What other services does ACCRE provide?

  • Big Data Cluster: We recently set up a Hadoop cluster for big data computing. This environment is well suited for applications involving large volumes of data (multi TB) that make use of mature and emerging tools and practices from data science.
  • Open Grid Computing: ACCRE is a member of the Open Science Grid, which allows researchers to run complex computing jobs throughout the OSG consortium of over 100 universities and research labs.
  • Tape Backup: We provide remote tape backup services to Vanderbilt departments and laboratories regardless of whether they use the cluster. Most data stored on the cluster are also backed up nightly to a tape library.
  • LStore: We manage LStore, a logistical storage system that’s used for managing large amounts of data from projects such as the Vanderbilt TV News Archive and the CMS experiment for the Large Hadron Collider.
  • REDDnet: Vanderbilt is a member of the Research and Education Data Depot Network (REDDnet, pronounced “ready net”). The REDDnet coalition facilitates data intensive collaboration among its member institutions by providing a facility for large, high-bandwidth distributed storage.

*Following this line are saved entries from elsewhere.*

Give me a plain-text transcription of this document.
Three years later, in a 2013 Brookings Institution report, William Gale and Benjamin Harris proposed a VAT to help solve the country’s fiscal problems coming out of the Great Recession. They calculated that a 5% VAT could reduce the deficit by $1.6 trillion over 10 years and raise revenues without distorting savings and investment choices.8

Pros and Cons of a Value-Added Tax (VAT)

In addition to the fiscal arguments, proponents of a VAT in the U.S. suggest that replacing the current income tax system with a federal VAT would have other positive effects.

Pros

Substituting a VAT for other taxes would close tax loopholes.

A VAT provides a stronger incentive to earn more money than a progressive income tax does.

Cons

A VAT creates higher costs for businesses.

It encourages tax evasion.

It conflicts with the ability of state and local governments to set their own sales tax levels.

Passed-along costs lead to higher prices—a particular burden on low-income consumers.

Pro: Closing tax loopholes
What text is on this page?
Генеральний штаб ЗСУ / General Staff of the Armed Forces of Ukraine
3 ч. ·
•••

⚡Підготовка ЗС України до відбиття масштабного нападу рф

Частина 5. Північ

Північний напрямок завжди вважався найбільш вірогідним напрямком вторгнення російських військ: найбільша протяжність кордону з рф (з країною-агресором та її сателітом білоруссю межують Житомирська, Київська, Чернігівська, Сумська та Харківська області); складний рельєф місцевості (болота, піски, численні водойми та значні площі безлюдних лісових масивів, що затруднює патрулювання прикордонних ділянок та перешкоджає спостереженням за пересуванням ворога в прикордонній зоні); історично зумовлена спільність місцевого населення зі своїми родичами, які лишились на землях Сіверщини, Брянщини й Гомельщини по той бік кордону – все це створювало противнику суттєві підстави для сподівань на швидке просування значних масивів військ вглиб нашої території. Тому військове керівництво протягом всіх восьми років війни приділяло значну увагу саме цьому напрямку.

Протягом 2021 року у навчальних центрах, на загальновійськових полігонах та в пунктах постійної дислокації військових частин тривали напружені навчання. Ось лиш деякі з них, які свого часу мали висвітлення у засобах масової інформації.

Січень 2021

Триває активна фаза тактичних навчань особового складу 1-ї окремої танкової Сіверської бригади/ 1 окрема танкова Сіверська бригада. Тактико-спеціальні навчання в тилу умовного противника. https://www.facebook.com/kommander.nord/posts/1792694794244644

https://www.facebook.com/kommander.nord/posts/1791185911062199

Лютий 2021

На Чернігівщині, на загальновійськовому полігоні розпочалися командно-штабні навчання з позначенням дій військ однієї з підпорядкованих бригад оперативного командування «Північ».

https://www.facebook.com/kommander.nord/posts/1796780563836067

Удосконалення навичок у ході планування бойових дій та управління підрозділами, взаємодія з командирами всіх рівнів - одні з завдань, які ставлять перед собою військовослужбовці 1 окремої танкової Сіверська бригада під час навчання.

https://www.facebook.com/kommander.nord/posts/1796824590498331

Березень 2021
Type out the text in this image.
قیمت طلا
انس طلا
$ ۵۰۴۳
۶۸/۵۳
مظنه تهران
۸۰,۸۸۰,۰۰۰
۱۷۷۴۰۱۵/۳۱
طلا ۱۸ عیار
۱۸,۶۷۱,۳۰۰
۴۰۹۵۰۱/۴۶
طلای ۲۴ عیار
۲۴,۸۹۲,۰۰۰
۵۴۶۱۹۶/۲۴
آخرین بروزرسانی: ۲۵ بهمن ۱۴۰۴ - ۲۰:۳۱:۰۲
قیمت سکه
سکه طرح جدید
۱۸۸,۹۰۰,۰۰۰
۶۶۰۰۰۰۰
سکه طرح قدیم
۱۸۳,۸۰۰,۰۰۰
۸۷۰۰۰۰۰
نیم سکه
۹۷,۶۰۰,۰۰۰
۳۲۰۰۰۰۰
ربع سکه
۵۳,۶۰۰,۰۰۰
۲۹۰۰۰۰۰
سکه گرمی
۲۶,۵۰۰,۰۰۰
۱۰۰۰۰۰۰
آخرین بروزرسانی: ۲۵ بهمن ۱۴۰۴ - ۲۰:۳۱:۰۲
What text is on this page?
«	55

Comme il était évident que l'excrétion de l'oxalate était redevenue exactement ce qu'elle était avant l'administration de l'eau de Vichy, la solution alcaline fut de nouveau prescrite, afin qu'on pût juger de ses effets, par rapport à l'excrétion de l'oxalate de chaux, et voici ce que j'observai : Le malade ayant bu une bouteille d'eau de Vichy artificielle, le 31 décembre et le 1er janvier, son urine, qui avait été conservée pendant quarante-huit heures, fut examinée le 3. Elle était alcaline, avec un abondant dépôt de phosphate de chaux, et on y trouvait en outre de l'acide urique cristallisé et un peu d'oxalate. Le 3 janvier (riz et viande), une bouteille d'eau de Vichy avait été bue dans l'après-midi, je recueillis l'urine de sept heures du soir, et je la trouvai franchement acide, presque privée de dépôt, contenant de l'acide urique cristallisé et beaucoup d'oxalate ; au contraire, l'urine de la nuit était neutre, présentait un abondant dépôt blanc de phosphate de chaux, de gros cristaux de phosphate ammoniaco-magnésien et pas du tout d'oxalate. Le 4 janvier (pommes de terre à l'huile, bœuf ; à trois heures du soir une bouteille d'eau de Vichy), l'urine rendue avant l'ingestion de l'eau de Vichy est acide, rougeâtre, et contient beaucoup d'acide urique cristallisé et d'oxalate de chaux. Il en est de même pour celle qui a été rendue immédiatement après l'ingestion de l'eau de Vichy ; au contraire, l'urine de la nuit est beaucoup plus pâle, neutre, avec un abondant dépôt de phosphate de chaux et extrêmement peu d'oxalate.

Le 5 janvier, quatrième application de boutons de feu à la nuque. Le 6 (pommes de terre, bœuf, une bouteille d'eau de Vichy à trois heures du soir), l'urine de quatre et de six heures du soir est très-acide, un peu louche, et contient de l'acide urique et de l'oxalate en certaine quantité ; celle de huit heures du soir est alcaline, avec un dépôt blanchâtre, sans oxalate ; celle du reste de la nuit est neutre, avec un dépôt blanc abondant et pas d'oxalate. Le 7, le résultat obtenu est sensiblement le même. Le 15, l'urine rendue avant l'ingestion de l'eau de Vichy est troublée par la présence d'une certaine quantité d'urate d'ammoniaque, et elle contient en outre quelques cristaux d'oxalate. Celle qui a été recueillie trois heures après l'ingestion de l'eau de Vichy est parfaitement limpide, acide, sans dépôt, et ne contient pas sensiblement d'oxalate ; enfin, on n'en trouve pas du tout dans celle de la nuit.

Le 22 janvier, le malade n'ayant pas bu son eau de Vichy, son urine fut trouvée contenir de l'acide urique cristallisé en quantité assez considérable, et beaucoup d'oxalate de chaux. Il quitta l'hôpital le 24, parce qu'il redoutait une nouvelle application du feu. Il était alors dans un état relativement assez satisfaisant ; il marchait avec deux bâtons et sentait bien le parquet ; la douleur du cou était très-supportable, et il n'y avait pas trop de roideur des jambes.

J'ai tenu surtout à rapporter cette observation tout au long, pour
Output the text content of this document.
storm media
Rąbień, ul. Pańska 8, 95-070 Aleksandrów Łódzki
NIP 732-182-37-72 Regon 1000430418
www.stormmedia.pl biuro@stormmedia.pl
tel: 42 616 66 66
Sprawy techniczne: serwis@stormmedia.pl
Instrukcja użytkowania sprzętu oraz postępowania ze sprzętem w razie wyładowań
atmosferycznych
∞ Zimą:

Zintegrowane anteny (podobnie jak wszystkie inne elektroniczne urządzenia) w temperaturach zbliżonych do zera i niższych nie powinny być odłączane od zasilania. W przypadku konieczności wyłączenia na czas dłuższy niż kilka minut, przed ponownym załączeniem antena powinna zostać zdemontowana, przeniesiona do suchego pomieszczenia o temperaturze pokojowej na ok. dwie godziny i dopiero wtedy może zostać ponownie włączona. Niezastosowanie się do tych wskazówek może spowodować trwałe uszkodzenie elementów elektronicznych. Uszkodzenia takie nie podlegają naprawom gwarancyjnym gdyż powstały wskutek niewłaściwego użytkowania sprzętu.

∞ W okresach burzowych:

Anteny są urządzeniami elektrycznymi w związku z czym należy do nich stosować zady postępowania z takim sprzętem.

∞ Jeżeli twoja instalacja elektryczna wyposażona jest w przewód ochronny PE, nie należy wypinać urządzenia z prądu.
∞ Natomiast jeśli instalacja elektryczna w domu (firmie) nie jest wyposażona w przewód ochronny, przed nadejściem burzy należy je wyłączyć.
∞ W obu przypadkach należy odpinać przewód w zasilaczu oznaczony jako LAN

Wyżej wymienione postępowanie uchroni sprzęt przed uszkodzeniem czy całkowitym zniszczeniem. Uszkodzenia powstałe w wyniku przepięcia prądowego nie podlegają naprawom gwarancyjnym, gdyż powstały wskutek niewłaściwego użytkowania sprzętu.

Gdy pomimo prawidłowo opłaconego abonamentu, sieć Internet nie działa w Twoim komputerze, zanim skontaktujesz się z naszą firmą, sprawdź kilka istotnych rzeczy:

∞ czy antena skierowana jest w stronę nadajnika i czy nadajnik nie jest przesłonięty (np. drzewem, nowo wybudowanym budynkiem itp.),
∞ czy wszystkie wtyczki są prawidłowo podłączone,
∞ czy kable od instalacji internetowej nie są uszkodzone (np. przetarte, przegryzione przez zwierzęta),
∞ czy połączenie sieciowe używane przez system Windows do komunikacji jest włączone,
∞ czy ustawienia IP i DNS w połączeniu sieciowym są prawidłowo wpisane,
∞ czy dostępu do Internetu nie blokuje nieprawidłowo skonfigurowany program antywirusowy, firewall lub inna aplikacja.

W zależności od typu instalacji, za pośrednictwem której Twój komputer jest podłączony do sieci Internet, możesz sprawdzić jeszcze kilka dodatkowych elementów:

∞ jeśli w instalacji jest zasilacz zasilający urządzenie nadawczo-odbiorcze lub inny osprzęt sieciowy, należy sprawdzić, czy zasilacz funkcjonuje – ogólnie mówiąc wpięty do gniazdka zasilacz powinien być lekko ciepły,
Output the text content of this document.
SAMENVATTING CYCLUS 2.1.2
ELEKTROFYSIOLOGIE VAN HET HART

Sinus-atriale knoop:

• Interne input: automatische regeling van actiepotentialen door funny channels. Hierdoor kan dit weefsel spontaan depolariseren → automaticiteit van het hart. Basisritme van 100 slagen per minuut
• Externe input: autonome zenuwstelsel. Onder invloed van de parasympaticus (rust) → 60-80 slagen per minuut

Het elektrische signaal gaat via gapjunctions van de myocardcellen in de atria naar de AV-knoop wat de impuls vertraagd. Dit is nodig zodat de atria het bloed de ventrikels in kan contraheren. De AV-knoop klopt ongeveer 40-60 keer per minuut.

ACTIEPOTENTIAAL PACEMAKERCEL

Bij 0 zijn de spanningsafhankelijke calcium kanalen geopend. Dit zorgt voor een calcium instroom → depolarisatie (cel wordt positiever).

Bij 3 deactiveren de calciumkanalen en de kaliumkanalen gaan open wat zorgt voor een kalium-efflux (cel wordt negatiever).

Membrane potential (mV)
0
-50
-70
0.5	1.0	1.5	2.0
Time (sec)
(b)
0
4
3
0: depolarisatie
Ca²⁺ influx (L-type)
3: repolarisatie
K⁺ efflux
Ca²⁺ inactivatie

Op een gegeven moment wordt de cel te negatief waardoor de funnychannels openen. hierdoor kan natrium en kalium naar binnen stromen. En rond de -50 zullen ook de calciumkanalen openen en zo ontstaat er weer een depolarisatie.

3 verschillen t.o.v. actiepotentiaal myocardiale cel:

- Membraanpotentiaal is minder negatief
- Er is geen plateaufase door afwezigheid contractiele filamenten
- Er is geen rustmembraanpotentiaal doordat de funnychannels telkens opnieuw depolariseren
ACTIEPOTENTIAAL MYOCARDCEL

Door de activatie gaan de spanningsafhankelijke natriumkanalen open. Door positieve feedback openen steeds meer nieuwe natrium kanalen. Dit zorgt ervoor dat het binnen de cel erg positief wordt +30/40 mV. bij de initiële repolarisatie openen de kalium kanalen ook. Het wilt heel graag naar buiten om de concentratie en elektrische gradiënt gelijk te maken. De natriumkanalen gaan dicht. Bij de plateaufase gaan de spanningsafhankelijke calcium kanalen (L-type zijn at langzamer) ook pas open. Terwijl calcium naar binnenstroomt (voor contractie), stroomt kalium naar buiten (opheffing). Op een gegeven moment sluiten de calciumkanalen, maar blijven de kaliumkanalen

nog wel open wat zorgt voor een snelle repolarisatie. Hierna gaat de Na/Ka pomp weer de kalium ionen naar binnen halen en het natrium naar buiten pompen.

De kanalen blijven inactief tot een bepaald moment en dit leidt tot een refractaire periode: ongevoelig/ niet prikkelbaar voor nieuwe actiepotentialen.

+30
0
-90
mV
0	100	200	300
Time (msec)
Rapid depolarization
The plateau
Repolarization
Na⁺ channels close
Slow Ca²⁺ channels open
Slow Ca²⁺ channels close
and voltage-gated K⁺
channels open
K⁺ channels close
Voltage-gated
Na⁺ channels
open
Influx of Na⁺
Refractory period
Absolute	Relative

In addition to the aforementioned CMS experiment, REDDnet is used for geospatial image storage as well as research in supernovas, structural biology and diabetic eye diseases.
  • TNCRED Servers: The Tennessee Consortium on Research, Evaluation, and Development (TNCRED) uses state education data to understand the effects of class size, teacher compensation, low-performing school interventions, and other factors that may affect student performance. ACCRE maintains two servers for education researchers to perform statistical research on these data.